Beyond benchmarks, TOMI is built for all sorts of data mining, high-end analytics, and pattern recognition software. To Fish, these are the killer applications that will drive the industry in the future. And since the architecture is naturally energy efficient, TOMI would be equally at home in mobile devices and in cloud servers.

The downside, of course, is that unlike x86 and ARM, the architecture has no vast ecosystem behind it. But according to Fish, by providing a C/C++ compiler via gcc, the whole Linux toolchain can be leveraged. For legacy applications, the bigger problem is the recoding that would have to be done. Most applications assume powerful single-threaded CPUs and small memory footprints, rather than the inverse. None of this deters Fish, who sees the legacy CPU architectures as a dead end, especially for big data applications that is poised to drive a lot of growth in the IT sector.
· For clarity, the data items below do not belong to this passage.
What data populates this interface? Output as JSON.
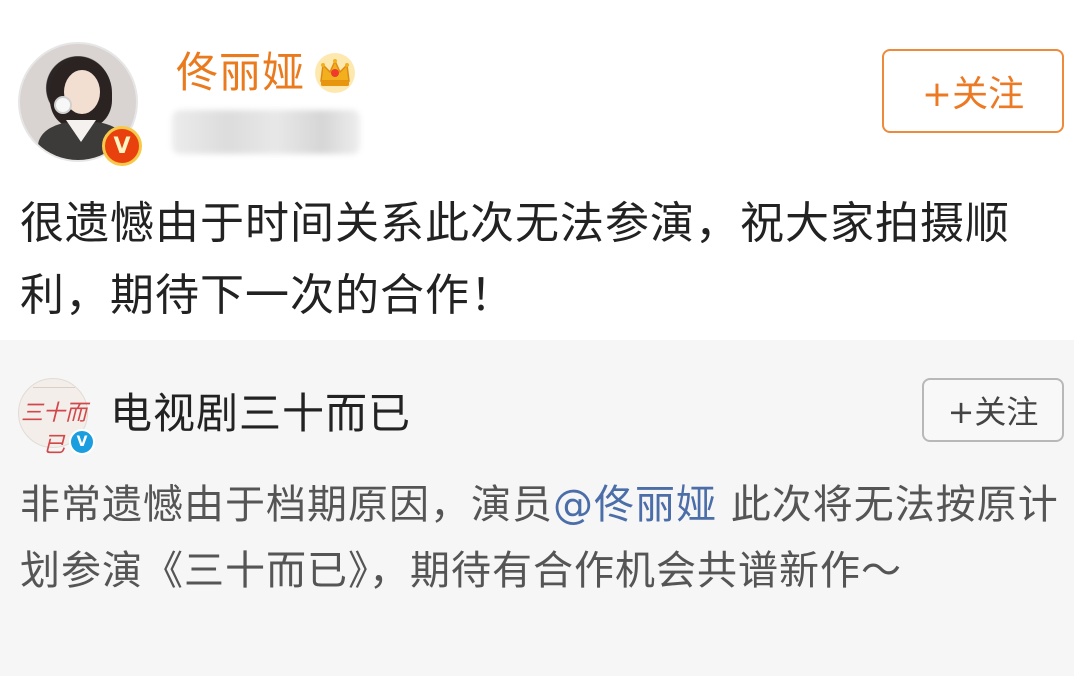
{
  "post": {
    "author": {
      "name": "佟丽娅",
      "verified_badge": "V",
      "icons": [
        "avatar-photo",
        "crown-icon",
        "verified-v-icon"
      ]
    },
    "follow_label": "+关注",
    "text": "很遗憾由于时间关系此次无法参演，祝大家拍摄顺利，期待下一次的合作！"
  },
  "repost": {
    "author": {
      "name": "电视剧三十而已",
      "avatar_text": "三十而已",
      "verified_badge": "V"
    },
    "follow_label": "+关注",
    "text_before": "非常遗憾由于档期原因，演员",
    "mention": "@佟丽娅",
    "text_after": " 此次将无法按原计划参演《三十而已》，期待有合作机会共谱新作～"
  },
  "colors": {
    "username": "#ea7a1e",
    "follow_accent": "#ee8a3b",
    "mention_link": "#4b6ea8",
    "repost_bg": "#f6f6f6",
    "verified_red": "#e8410e",
    "verified_blue": "#1a9ee0"
  }
}
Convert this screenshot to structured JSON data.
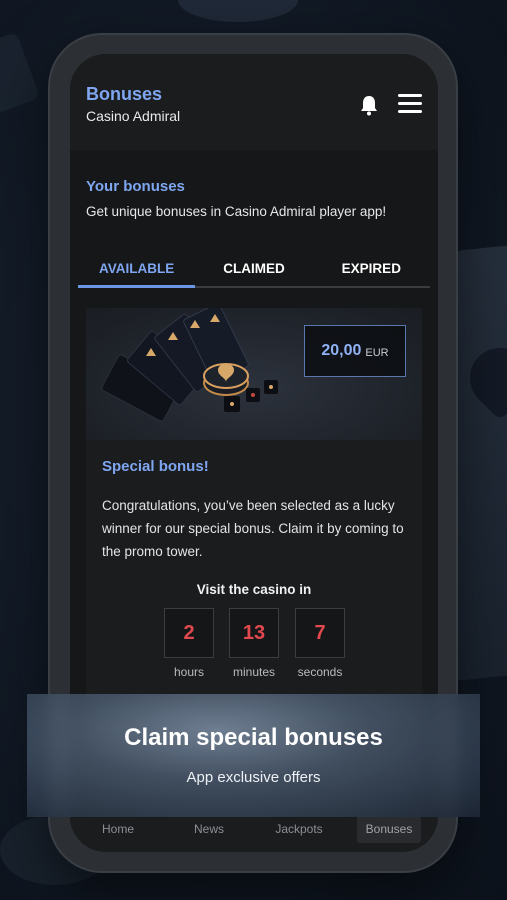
{
  "header": {
    "title": "Bonuses",
    "subtitle": "Casino Admiral",
    "bell_icon": "bell-icon",
    "menu_icon": "hamburger-menu-icon"
  },
  "intro": {
    "title": "Your bonuses",
    "description": "Get unique bonuses in Casino Admiral player app!"
  },
  "tabs": [
    {
      "label": "AVAILABLE",
      "active": true
    },
    {
      "label": "CLAIMED",
      "active": false
    },
    {
      "label": "EXPIRED",
      "active": false
    }
  ],
  "bonus_card": {
    "amount": "20,00",
    "currency": "EUR",
    "title": "Special bonus!",
    "text": "Congratulations, you’ve been selected as a lucky winner for our special bonus. Claim it by coming to the promo tower.",
    "countdown_title": "Visit the casino in",
    "countdown": [
      {
        "value": "2",
        "label": "hours"
      },
      {
        "value": "13",
        "label": "minutes"
      },
      {
        "value": "7",
        "label": "seconds"
      }
    ]
  },
  "bottom_nav": [
    {
      "label": "Home",
      "active": false
    },
    {
      "label": "News",
      "active": false
    },
    {
      "label": "Jackpots",
      "active": false
    },
    {
      "label": "Bonuses",
      "active": true
    }
  ],
  "promo": {
    "title": "Claim special bonuses",
    "subtitle": "App exclusive offers"
  },
  "colors": {
    "accent": "#7fa6f0",
    "countdown": "#e2494f",
    "background": "#161718"
  }
}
At this point, Fish and his cohorts are actively in search of a single buyer for TOMI, most likely a computer manufacturer of some sort. According to him, the advantage of the technology is wrapped up in its exclusivity, so licensing the IP would dilute the value to prospective customers. To date, they have received the most attention from buyers outside the US. One overseas group was ready to write “a large check,” but Fish declined, wanting to give US-based companies a shot. According to him, in the past five or six months, prospective buyers in the US have shown increased interest. “Lots of people want to be our friends right now,” he says.